Après la période hivernale 2024-2025, le préjudice de jouissance n’est pas justifié dès lors que M. [T] aura disposé du temps et des fonds nécessaires pour faire réaliser les travaux.
Sur le préjudice moral
Le simple fait que la SAS Soprema ait fait preuve de négligence à l’occasion de la réception des travaux ou qu’elle ait contesté les réclamations de M. [T] ne suffit pas à caractériser le préjudice moral invoqué par l’intéressé. Cette demande sera donc écartée.
Enfin, il n’y a pas lieu d’ordonner une quelconque réserve des droits, dès lors que M. [T], qui a d’ailleurs produit de nombreux devis, est d’ores et déjà en mesure de faire la démonstration de son préjudice, près de dix ans après l’apparition des désordres.
Dès lors la cour :
condamne la société Soprema Entreprise à payer à M. [T] la somme de 9 531 euros au titre de son préjudice matériel et la somme de 3 300 euros au titre de son préjudice de jouissance ;
rejette le surplus des demandes de M. [T], notamment le préjudice moral et la réserve des droits.
V- Sur les dépens et les frais irrépétibles
La cour condamne la SAS Soprema Entreprise qui succombe aux dépens de première instance (y compris les frais de référé et d’expertise judiciaire) et d’appel.

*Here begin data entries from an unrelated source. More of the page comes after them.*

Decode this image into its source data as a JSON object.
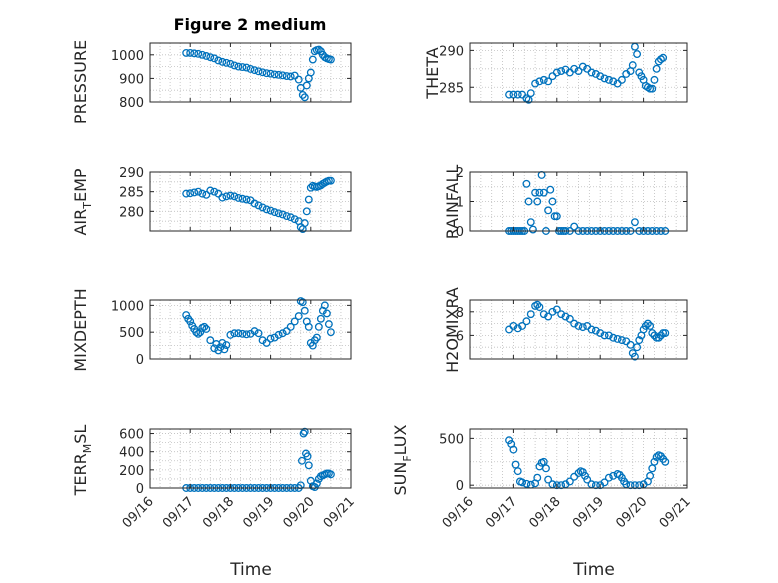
{
  "figure": {
    "title": "Figure 2 medium",
    "xlabel": "Time"
  },
  "chart_data": [
    {
      "type": "scatter",
      "ylabel": "PRESSURE",
      "ylim": [
        800,
        1050
      ],
      "yticks": [
        800,
        900,
        1000
      ],
      "yticklabels": [
        "800",
        "900",
        "1000"
      ],
      "xlim": [
        0,
        5
      ],
      "grid": true,
      "marker": "circle",
      "color": "#0072BD",
      "x": [
        0.9,
        1.0,
        1.1,
        1.2,
        1.3,
        1.4,
        1.5,
        1.6,
        1.7,
        1.8,
        1.9,
        2.0,
        2.1,
        2.2,
        2.3,
        2.4,
        2.5,
        2.6,
        2.7,
        2.8,
        2.9,
        3.0,
        3.1,
        3.2,
        3.3,
        3.4,
        3.5,
        3.6,
        3.7,
        3.75,
        3.8,
        3.85,
        3.9,
        3.95,
        4.0,
        4.05,
        4.1,
        4.15,
        4.2,
        4.25,
        4.3,
        4.35,
        4.4,
        4.45,
        4.5
      ],
      "y": [
        1008,
        1008,
        1006,
        1004,
        1000,
        995,
        990,
        985,
        976,
        970,
        966,
        962,
        955,
        950,
        948,
        946,
        940,
        935,
        930,
        926,
        922,
        920,
        917,
        915,
        913,
        910,
        908,
        912,
        895,
        860,
        830,
        820,
        870,
        900,
        925,
        980,
        1015,
        1020,
        1022,
        1015,
        1000,
        990,
        985,
        982,
        980
      ]
    },
    {
      "type": "scatter",
      "ylabel": "THETA",
      "ylim": [
        283,
        291
      ],
      "yticks": [
        285,
        290
      ],
      "yticklabels": [
        "285",
        "290"
      ],
      "xlim": [
        0,
        5
      ],
      "grid": true,
      "marker": "circle",
      "color": "#0072BD",
      "x": [
        0.9,
        1.0,
        1.1,
        1.2,
        1.3,
        1.35,
        1.4,
        1.5,
        1.6,
        1.7,
        1.8,
        1.9,
        2.0,
        2.1,
        2.2,
        2.3,
        2.4,
        2.5,
        2.6,
        2.7,
        2.8,
        2.9,
        3.0,
        3.1,
        3.2,
        3.3,
        3.4,
        3.5,
        3.6,
        3.7,
        3.75,
        3.8,
        3.85,
        3.9,
        3.95,
        4.0,
        4.05,
        4.1,
        4.15,
        4.2,
        4.25,
        4.3,
        4.35,
        4.4,
        4.45
      ],
      "y": [
        284,
        284,
        284,
        284,
        283.5,
        283.3,
        284.2,
        285.5,
        285.8,
        286,
        285.8,
        286.5,
        287,
        287.2,
        287.4,
        287,
        287.5,
        287.2,
        287.8,
        287.5,
        287,
        286.8,
        286.5,
        286.2,
        286,
        285.8,
        285.5,
        286,
        286.8,
        287.2,
        288,
        290.5,
        289.5,
        287,
        286.5,
        286,
        285.2,
        285,
        284.8,
        284.8,
        286,
        287.5,
        288.5,
        288.8,
        289
      ]
    },
    {
      "type": "scatter",
      "ylabel": "AIR_TEMP",
      "ylim": [
        275,
        290
      ],
      "yticks": [
        280,
        285,
        290
      ],
      "yticklabels": [
        "280",
        "285",
        "290"
      ],
      "xlim": [
        0,
        5
      ],
      "grid": true,
      "marker": "circle",
      "color": "#0072BD",
      "x": [
        0.9,
        1.0,
        1.1,
        1.2,
        1.3,
        1.4,
        1.5,
        1.6,
        1.7,
        1.8,
        1.9,
        2.0,
        2.1,
        2.2,
        2.3,
        2.4,
        2.5,
        2.6,
        2.7,
        2.8,
        2.9,
        3.0,
        3.1,
        3.2,
        3.3,
        3.4,
        3.5,
        3.6,
        3.7,
        3.75,
        3.8,
        3.85,
        3.9,
        3.95,
        4.0,
        4.05,
        4.1,
        4.15,
        4.2,
        4.25,
        4.3,
        4.35,
        4.4,
        4.45,
        4.5
      ],
      "y": [
        284.5,
        284.6,
        284.8,
        285,
        284.5,
        284.2,
        285.3,
        285,
        284.5,
        283.5,
        283.8,
        284,
        283.8,
        283.4,
        283.2,
        283,
        282.8,
        282,
        281.5,
        281,
        280.5,
        280.2,
        279.8,
        279.5,
        279.2,
        278.8,
        278.5,
        278,
        277.5,
        276,
        275.5,
        277,
        280,
        283,
        286,
        286.5,
        286.3,
        286.2,
        286.4,
        286.6,
        287,
        287.3,
        287.6,
        287.8,
        287.8
      ]
    },
    {
      "type": "scatter",
      "ylabel": "RAINFALL",
      "ylim": [
        0,
        2
      ],
      "yticks": [
        0,
        1,
        2
      ],
      "yticklabels": [
        "0",
        "1",
        "2"
      ],
      "xlim": [
        0,
        5
      ],
      "grid": true,
      "marker": "circle",
      "color": "#0072BD",
      "x": [
        0.9,
        0.95,
        1.0,
        1.05,
        1.1,
        1.15,
        1.2,
        1.25,
        1.3,
        1.35,
        1.4,
        1.45,
        1.5,
        1.55,
        1.6,
        1.65,
        1.7,
        1.75,
        1.8,
        1.85,
        1.9,
        1.95,
        2.0,
        2.05,
        2.1,
        2.15,
        2.2,
        2.3,
        2.4,
        2.5,
        2.6,
        2.7,
        2.8,
        2.9,
        3.0,
        3.1,
        3.2,
        3.3,
        3.4,
        3.5,
        3.6,
        3.7,
        3.8,
        3.9,
        4.0,
        4.1,
        4.2,
        4.3,
        4.4,
        4.5
      ],
      "y": [
        0,
        0,
        0,
        0,
        0,
        0,
        0,
        0,
        1.6,
        1.0,
        0.3,
        0.05,
        1.3,
        1.0,
        1.3,
        1.9,
        1.3,
        0,
        0.7,
        1.4,
        1.0,
        0.5,
        0.5,
        0,
        0,
        0,
        0,
        0,
        0.15,
        0,
        0,
        0,
        0,
        0,
        0,
        0,
        0,
        0,
        0,
        0,
        0,
        0,
        0.3,
        0,
        0,
        0,
        0,
        0,
        0,
        0
      ]
    },
    {
      "type": "scatter",
      "ylabel": "MIXDEPTH",
      "ylim": [
        0,
        1100
      ],
      "yticks": [
        0,
        500,
        1000
      ],
      "yticklabels": [
        "0",
        "500",
        "1000"
      ],
      "xlim": [
        0,
        5
      ],
      "grid": true,
      "marker": "circle",
      "color": "#0072BD",
      "x": [
        0.9,
        0.95,
        1.0,
        1.05,
        1.1,
        1.15,
        1.2,
        1.25,
        1.3,
        1.35,
        1.4,
        1.5,
        1.6,
        1.65,
        1.7,
        1.75,
        1.8,
        1.85,
        1.9,
        2.0,
        2.1,
        2.2,
        2.3,
        2.4,
        2.5,
        2.6,
        2.7,
        2.8,
        2.9,
        3.0,
        3.1,
        3.2,
        3.3,
        3.4,
        3.5,
        3.6,
        3.7,
        3.75,
        3.8,
        3.85,
        3.9,
        3.95,
        4.0,
        4.05,
        4.1,
        4.15,
        4.2,
        4.25,
        4.3,
        4.35,
        4.4,
        4.45,
        4.5
      ],
      "y": [
        820,
        750,
        700,
        620,
        560,
        500,
        470,
        500,
        580,
        600,
        560,
        350,
        200,
        280,
        160,
        220,
        300,
        180,
        260,
        450,
        480,
        480,
        470,
        460,
        470,
        520,
        480,
        350,
        300,
        380,
        400,
        450,
        480,
        520,
        600,
        700,
        800,
        1080,
        1060,
        900,
        700,
        600,
        300,
        250,
        350,
        400,
        600,
        750,
        900,
        1000,
        850,
        650,
        500
      ]
    },
    {
      "type": "scatter",
      "ylabel": "H2OMIXRA",
      "ylim": [
        4,
        9
      ],
      "yticks": [
        6,
        8
      ],
      "yticklabels": [
        "6",
        "8"
      ],
      "xlim": [
        0,
        5
      ],
      "grid": true,
      "marker": "circle",
      "color": "#0072BD",
      "x": [
        0.9,
        1.0,
        1.1,
        1.2,
        1.3,
        1.4,
        1.5,
        1.55,
        1.6,
        1.7,
        1.8,
        1.9,
        2.0,
        2.1,
        2.2,
        2.3,
        2.4,
        2.5,
        2.6,
        2.7,
        2.8,
        2.9,
        3.0,
        3.1,
        3.2,
        3.3,
        3.4,
        3.5,
        3.6,
        3.7,
        3.75,
        3.8,
        3.85,
        3.9,
        3.95,
        4.0,
        4.05,
        4.1,
        4.15,
        4.2,
        4.25,
        4.3,
        4.35,
        4.4,
        4.45,
        4.5
      ],
      "y": [
        6.5,
        6.8,
        6.6,
        6.8,
        7.2,
        7.8,
        8.5,
        8.6,
        8.4,
        7.8,
        7.6,
        8.0,
        8.2,
        7.8,
        7.6,
        7.4,
        7.0,
        6.8,
        6.7,
        6.8,
        6.5,
        6.4,
        6.2,
        6.0,
        6.0,
        5.8,
        5.7,
        5.6,
        5.5,
        5.2,
        4.5,
        4.2,
        5.0,
        5.6,
        6.0,
        6.5,
        6.8,
        7.0,
        6.8,
        6.2,
        6.0,
        5.8,
        5.8,
        6.0,
        6.2,
        6.2
      ]
    },
    {
      "type": "scatter",
      "ylabel": "TERR_MSL",
      "ylim": [
        0,
        650
      ],
      "yticks": [
        0,
        200,
        400,
        600
      ],
      "yticklabels": [
        "0",
        "200",
        "400",
        "600"
      ],
      "xlim": [
        0,
        5
      ],
      "grid": true,
      "marker": "circle",
      "color": "#0072BD",
      "xticks": [
        0,
        1,
        2,
        3,
        4,
        5
      ],
      "xticklabels": [
        "09/16",
        "09/17",
        "09/18",
        "09/19",
        "09/20",
        "09/21"
      ],
      "x": [
        0.9,
        1.0,
        1.1,
        1.2,
        1.3,
        1.4,
        1.5,
        1.6,
        1.7,
        1.8,
        1.9,
        2.0,
        2.1,
        2.2,
        2.3,
        2.4,
        2.5,
        2.6,
        2.7,
        2.8,
        2.9,
        3.0,
        3.1,
        3.2,
        3.3,
        3.4,
        3.5,
        3.6,
        3.7,
        3.75,
        3.78,
        3.82,
        3.85,
        3.88,
        3.92,
        3.95,
        4.0,
        4.05,
        4.1,
        4.15,
        4.2,
        4.25,
        4.3,
        4.35,
        4.4,
        4.45,
        4.5
      ],
      "y": [
        0,
        0,
        0,
        0,
        0,
        0,
        0,
        0,
        0,
        0,
        0,
        0,
        0,
        0,
        0,
        0,
        0,
        0,
        0,
        0,
        0,
        0,
        0,
        0,
        0,
        0,
        0,
        0,
        0,
        30,
        300,
        600,
        620,
        380,
        350,
        250,
        80,
        20,
        10,
        50,
        100,
        130,
        140,
        150,
        160,
        160,
        150
      ]
    },
    {
      "type": "scatter",
      "ylabel": "SUN_FLUX",
      "ylim": [
        -30,
        600
      ],
      "yticks": [
        0,
        500
      ],
      "yticklabels": [
        "0",
        "500"
      ],
      "xlim": [
        0,
        5
      ],
      "grid": true,
      "marker": "circle",
      "color": "#0072BD",
      "xticks": [
        0,
        1,
        2,
        3,
        4,
        5
      ],
      "xticklabels": [
        "09/16",
        "09/17",
        "09/18",
        "09/19",
        "09/20",
        "09/21"
      ],
      "x": [
        0.9,
        0.95,
        1.0,
        1.05,
        1.1,
        1.15,
        1.2,
        1.3,
        1.4,
        1.5,
        1.55,
        1.6,
        1.65,
        1.7,
        1.75,
        1.8,
        1.9,
        2.0,
        2.1,
        2.2,
        2.3,
        2.4,
        2.5,
        2.55,
        2.6,
        2.65,
        2.7,
        2.8,
        2.9,
        3.0,
        3.1,
        3.2,
        3.3,
        3.4,
        3.45,
        3.5,
        3.55,
        3.6,
        3.7,
        3.8,
        3.9,
        4.0,
        4.1,
        4.15,
        4.2,
        4.25,
        4.3,
        4.35,
        4.4,
        4.45,
        4.5
      ],
      "y": [
        480,
        440,
        380,
        220,
        150,
        40,
        30,
        15,
        5,
        20,
        80,
        200,
        240,
        250,
        180,
        60,
        10,
        0,
        0,
        10,
        40,
        90,
        130,
        150,
        140,
        100,
        60,
        10,
        0,
        0,
        30,
        80,
        100,
        120,
        110,
        80,
        40,
        10,
        0,
        0,
        0,
        10,
        40,
        100,
        180,
        250,
        300,
        320,
        310,
        280,
        250
      ]
    }
  ]
}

Pour des considérations d’équité, la cour condamne la SAS Soprema Entreprise à payer à M. [I] [T] la somme de 1 500 euros au titre des frais irrépétibles de première instance et la somme de 1 500 euros au titre des frais irrépétibles d’appel.
PAR CES MOTIFS
La cour,
Annule le jugement du tribunal judiciaire de Sarreguemines du 11 mai 2021 concernant M. [I] [T] et la SAS Soprema Entreprise ;
Statuant sur effet dévolutif de l’appel,
Déclare recevables sur le fondement de l’article 566 du code civil les demandes de M. [I] [T] en paiement au titre des travaux de reprise, de préjudice de jouissance et de préjudice moral ;
Condamne la SAS Soprema Entreprise à payer à M. [I] [T] la somme de 9 531 euros au titre de son préjudice matériel et la somme de 3 300 euros au titre de son préjudice de jouissance ;
Rejette le surplus des demandes de M. [I] [T], notamment le préjudice moral et la réserve des droits ;
Condamne la SAS Soprema Entreprise aux dépens de première instance y compris les frais d’expertise judiciaire et de référé ainsi qu’aux dépens d’appel ;
Condamne la SAS Soprema Entreprise à payer à M. [I] [T] la somme de 1 500 euros au titre des frais irrépétibles de première instance et 1 500 euros au titre des frais irrépétibles d’appel.